Cost-Sensitive Robustness against Adversarial Examples
This work addresses the need for more practical adversarial robustness in machine learning by focusing on real-world scenarios where not all attacks are equally harmful, though it is incremental as it builds on existing robust training methods.
The paper tackles the problem of training classifiers that are robust to adversarial examples by introducing cost-sensitive robustness, which prioritizes certain adversarial transformations over others based on a cost matrix. The result is a method that reduces cost-sensitive robust error on MNIST and CIFAR10 models while maintaining classification accuracy.

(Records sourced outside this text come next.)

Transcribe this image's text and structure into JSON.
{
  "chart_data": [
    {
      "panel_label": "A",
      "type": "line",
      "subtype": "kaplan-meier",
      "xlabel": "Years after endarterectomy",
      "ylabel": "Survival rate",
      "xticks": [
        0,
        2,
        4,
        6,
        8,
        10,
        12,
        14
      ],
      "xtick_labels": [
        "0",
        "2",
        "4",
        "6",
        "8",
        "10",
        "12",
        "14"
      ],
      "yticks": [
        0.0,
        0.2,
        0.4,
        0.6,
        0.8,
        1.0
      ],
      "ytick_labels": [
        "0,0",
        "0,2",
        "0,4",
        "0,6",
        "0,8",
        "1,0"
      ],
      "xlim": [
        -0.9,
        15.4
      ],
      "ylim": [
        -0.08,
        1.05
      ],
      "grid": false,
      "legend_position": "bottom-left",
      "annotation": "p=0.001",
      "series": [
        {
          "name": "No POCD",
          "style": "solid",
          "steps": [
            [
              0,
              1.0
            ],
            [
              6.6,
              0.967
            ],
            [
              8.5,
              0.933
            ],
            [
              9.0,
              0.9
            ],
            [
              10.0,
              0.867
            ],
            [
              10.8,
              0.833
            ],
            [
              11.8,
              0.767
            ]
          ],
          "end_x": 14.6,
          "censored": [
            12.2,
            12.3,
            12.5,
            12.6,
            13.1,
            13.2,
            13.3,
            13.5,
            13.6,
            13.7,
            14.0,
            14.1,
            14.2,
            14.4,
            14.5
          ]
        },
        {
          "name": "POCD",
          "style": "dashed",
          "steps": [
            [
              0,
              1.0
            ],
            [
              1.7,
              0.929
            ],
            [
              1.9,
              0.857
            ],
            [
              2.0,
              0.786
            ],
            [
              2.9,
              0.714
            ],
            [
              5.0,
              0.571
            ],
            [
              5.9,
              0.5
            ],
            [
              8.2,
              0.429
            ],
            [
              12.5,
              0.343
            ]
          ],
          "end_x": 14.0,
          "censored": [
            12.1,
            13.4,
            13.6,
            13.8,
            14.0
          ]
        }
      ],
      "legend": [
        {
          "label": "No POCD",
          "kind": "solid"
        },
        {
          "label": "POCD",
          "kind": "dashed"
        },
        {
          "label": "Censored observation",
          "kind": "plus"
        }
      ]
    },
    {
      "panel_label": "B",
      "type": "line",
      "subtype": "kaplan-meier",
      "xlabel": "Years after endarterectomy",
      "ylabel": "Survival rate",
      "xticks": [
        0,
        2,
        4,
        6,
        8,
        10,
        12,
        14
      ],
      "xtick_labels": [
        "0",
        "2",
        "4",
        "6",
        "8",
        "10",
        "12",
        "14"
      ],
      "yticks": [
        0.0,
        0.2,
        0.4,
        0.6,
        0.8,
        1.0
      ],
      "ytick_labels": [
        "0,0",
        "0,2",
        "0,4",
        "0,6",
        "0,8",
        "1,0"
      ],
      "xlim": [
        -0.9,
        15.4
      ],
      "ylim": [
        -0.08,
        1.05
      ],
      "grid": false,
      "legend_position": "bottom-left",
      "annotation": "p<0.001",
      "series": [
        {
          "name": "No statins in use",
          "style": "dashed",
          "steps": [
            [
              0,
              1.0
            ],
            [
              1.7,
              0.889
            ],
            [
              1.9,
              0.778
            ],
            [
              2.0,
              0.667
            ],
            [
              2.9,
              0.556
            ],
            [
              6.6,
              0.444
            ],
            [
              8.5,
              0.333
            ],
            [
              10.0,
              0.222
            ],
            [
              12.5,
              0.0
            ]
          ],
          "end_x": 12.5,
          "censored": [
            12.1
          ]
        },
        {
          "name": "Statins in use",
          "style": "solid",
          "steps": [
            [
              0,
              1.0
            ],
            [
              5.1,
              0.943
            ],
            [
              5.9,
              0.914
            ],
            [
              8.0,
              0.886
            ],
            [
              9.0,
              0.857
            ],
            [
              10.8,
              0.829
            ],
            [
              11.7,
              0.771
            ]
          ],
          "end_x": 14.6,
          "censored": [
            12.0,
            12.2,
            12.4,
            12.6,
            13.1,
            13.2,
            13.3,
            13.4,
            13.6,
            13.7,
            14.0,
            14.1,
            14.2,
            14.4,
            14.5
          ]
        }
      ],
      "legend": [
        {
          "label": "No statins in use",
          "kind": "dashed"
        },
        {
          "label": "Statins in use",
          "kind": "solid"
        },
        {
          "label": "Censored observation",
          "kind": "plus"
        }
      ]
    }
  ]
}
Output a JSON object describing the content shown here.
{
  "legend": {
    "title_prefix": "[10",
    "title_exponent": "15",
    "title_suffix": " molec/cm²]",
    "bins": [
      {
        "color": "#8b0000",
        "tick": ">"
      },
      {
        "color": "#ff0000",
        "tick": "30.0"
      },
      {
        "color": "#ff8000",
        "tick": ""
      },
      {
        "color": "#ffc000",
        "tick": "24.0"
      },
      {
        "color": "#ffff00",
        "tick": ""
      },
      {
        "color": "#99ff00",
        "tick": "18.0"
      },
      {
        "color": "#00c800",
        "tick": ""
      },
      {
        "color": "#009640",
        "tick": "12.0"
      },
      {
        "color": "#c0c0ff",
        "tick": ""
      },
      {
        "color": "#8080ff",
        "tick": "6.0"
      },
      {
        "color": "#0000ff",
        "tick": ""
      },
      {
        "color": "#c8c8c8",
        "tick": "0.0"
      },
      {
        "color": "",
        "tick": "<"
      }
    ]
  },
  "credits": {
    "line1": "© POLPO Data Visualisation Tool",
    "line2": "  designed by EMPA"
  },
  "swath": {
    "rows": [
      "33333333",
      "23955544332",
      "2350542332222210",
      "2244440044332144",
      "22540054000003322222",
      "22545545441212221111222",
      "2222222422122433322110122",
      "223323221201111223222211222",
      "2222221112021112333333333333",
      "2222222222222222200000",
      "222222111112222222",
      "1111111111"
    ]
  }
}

Several recent works have developed methods for training classifiers that are certifiably robust against norm-bounded adversarial perturbations. These methods assume that all the adversarial transformations are equally important, which is seldom the case in real-world applications. We advocate for cost-sensitive robustness as the criteria for measuring the classifier's performance for tasks where some adversarial transformation are more important than others. We encode the potential harm of each adversarial transformation in a cost matrix, and propose a general objective function to adapt the robust training method of Wong & Kolter (2018) to optimize for cost-sensitive robustness. Our experiments on simple MNIST and CIFAR10 models with a variety of cost matrices show that the proposed approach can produce models with substantially reduced cost-sensitive robust error, while maintaining classification accuracy.